Я понимаю, что такое возвышение обидно наблюдать тем, кто не стремится или не способен к такому самосовершенствованию, но это уже их трудности.
Зигмунд Фрейд (1856—1939 гг.), всемирно известный ученый, основоположник научного психоанализа, отмечал не без горечи, что «многим из нас было бы тяжело отказаться от веры в то, что в самом человеке пребывает стремление к усовершенствованию, которое… будет содействовать его развитию до сверхчеловека». И далее: «Но я лично не верю в существование такого внутреннего стремления и не вижу никакого смысла щадить эту приятную иллюзию. Прежнее развитие человека кажется мне не требующим другого объяснения, чем развитие животных…»
Это к проблеме сверхчеловека. Что же касается проблемы движущей силы Истории, то великий русский философ Василий Розанов (1856—1919 гг.) высказался на эту тему коротко и ясно: «Человек не делает историю. Он в ней живет, блуждает, без всякого ведения, для чего, к чему…»
Не знаю, случайно или нет, но начало Золотого века совпало со скандальной известностью зловещих романов маркиза де Сада, а конец его ознаменован не менее скандальной известностью романа, отображающего тот вид извращения, которое доктор Рихард фон Краффт-Эбинг назвал «мазохизмом», производным словом от фамилии автора этого романа.
Леопольд фон Захер-Мазох (1836—1895 гг.) был довольно успешным и плодовитым писателем, которого критика справедливо сравнивала с Гоголем, Гейне, Тургеневым и Брет-Гартом, но вот выходит в свет роман «Венера в мехах», произведший впечатление разорвавшейся бомбы. Он стал гимном сексуальному извращению, смысл которого состоит в наслаждении от физических и моральных страданий, причиняемых партнером или партнершей.
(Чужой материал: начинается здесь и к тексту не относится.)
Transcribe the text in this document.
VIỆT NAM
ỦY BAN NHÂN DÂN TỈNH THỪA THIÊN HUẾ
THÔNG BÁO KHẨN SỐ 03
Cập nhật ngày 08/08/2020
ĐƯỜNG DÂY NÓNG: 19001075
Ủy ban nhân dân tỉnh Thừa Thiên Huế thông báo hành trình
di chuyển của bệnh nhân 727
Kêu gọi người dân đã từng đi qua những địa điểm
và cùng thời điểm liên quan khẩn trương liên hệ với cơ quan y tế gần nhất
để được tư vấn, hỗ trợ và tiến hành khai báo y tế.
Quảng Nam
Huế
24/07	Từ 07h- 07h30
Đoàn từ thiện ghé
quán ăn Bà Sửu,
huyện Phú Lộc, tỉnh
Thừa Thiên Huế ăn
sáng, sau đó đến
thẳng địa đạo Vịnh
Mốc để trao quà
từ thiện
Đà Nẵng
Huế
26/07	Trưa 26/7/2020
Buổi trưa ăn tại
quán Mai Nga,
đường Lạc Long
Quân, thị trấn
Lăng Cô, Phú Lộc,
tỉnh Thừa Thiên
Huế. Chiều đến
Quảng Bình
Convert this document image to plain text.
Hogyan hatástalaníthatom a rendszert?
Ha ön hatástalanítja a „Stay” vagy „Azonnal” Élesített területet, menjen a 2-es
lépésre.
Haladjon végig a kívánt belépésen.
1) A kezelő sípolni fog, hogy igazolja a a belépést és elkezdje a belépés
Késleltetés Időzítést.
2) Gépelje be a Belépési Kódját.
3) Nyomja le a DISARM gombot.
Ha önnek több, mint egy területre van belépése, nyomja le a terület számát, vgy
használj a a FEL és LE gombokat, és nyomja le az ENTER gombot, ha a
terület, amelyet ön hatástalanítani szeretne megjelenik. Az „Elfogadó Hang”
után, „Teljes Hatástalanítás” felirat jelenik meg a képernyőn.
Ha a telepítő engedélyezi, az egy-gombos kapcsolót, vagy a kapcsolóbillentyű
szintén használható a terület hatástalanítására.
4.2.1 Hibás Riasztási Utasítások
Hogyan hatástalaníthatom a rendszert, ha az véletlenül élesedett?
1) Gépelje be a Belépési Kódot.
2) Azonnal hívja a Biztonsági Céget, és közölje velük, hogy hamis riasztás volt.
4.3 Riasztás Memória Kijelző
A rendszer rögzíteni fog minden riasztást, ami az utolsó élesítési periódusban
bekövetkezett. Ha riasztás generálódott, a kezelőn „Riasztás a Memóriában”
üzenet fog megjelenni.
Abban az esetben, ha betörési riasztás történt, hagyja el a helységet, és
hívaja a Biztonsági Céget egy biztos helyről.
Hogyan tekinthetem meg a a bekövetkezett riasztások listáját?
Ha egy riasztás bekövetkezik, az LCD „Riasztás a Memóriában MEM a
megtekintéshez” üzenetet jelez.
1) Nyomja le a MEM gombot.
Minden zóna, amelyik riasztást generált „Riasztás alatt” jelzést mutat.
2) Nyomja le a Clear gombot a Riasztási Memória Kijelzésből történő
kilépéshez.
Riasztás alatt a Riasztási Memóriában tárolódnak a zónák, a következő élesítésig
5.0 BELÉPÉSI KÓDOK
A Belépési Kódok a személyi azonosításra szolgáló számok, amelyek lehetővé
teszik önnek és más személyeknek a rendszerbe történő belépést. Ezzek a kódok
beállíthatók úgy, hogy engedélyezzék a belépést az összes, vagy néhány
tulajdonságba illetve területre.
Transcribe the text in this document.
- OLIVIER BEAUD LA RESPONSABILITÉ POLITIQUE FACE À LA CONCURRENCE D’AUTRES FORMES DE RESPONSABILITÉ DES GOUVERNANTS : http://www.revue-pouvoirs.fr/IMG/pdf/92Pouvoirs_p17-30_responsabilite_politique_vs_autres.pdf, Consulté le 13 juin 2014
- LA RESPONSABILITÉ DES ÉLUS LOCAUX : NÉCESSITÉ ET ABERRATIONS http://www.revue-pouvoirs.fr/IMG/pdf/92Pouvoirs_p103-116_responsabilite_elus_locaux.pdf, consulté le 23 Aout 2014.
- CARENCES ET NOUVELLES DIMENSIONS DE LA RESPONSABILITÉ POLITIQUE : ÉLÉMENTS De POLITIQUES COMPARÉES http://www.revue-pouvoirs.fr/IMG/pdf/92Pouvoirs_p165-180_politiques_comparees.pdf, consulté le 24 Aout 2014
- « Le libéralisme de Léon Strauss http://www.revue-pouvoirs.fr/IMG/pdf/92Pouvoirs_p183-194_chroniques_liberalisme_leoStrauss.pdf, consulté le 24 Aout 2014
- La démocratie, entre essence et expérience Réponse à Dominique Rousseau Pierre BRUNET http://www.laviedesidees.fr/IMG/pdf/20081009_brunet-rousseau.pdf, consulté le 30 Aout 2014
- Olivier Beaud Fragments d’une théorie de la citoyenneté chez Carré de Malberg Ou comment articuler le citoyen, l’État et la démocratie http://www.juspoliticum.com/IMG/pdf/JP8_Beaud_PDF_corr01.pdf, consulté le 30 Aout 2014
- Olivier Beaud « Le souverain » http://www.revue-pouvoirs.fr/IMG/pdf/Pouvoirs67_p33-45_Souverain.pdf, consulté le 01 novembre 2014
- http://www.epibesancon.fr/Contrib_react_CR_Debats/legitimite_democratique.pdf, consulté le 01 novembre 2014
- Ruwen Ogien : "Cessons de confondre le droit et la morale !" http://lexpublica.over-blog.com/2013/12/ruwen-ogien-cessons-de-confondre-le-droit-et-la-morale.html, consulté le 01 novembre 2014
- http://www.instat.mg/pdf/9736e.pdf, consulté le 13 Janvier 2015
«Венера в мехах» — произведение во многом автобиографическое. Сюжет строится на том, что молодой помещик Северин попадает в сексуальное рабство к своей эксцентричной любовнице Ванде (так звали первую жену писателя). При этом он испытывает острое наслаждение от порки тяжелой плетью и от морального садизма Ванды.
Захер-Мазох с поразительной тонкостью и глубоким психологизмом описывает все нюансы постепенного превращения свободного и гордого человека в жалкого раба, наслаждающегося своим рабством.
И роман, и воспетое в нем извращение приобрели в конце XIX века пугающую популярность. Разумеется, это явление существовало за много столетий до Мазоха, но именно он оформил его в систему мировосприятия и проанализировал его психологические механизмы.
Мазохизм стал массовым течением, в которое вовлекалась все большее число людей, ищущих наслаждения в страданиях. Появилась целая сеть специализированных борделей, где самые требовательные мазохисты могли получить все вероятные удовольствия в виде испытываемых мучений.
Весьма вероятно, что мазохистские настроения сыграли свою роль в формировании тех ужасных событий XX века, когда миллионы, казалось бы, психически нормальных людей совершенно добровольно унижались перед отребьем, которое они назвали своими вождями (по-немецки «фюрерами») и терпели исходящие от этих садистов неисчислимые страдания.
Что ж, как выразился Захер-Мазох, «кто позволяет себя хлестать, тот заслуживает того, чтобы его хлестали».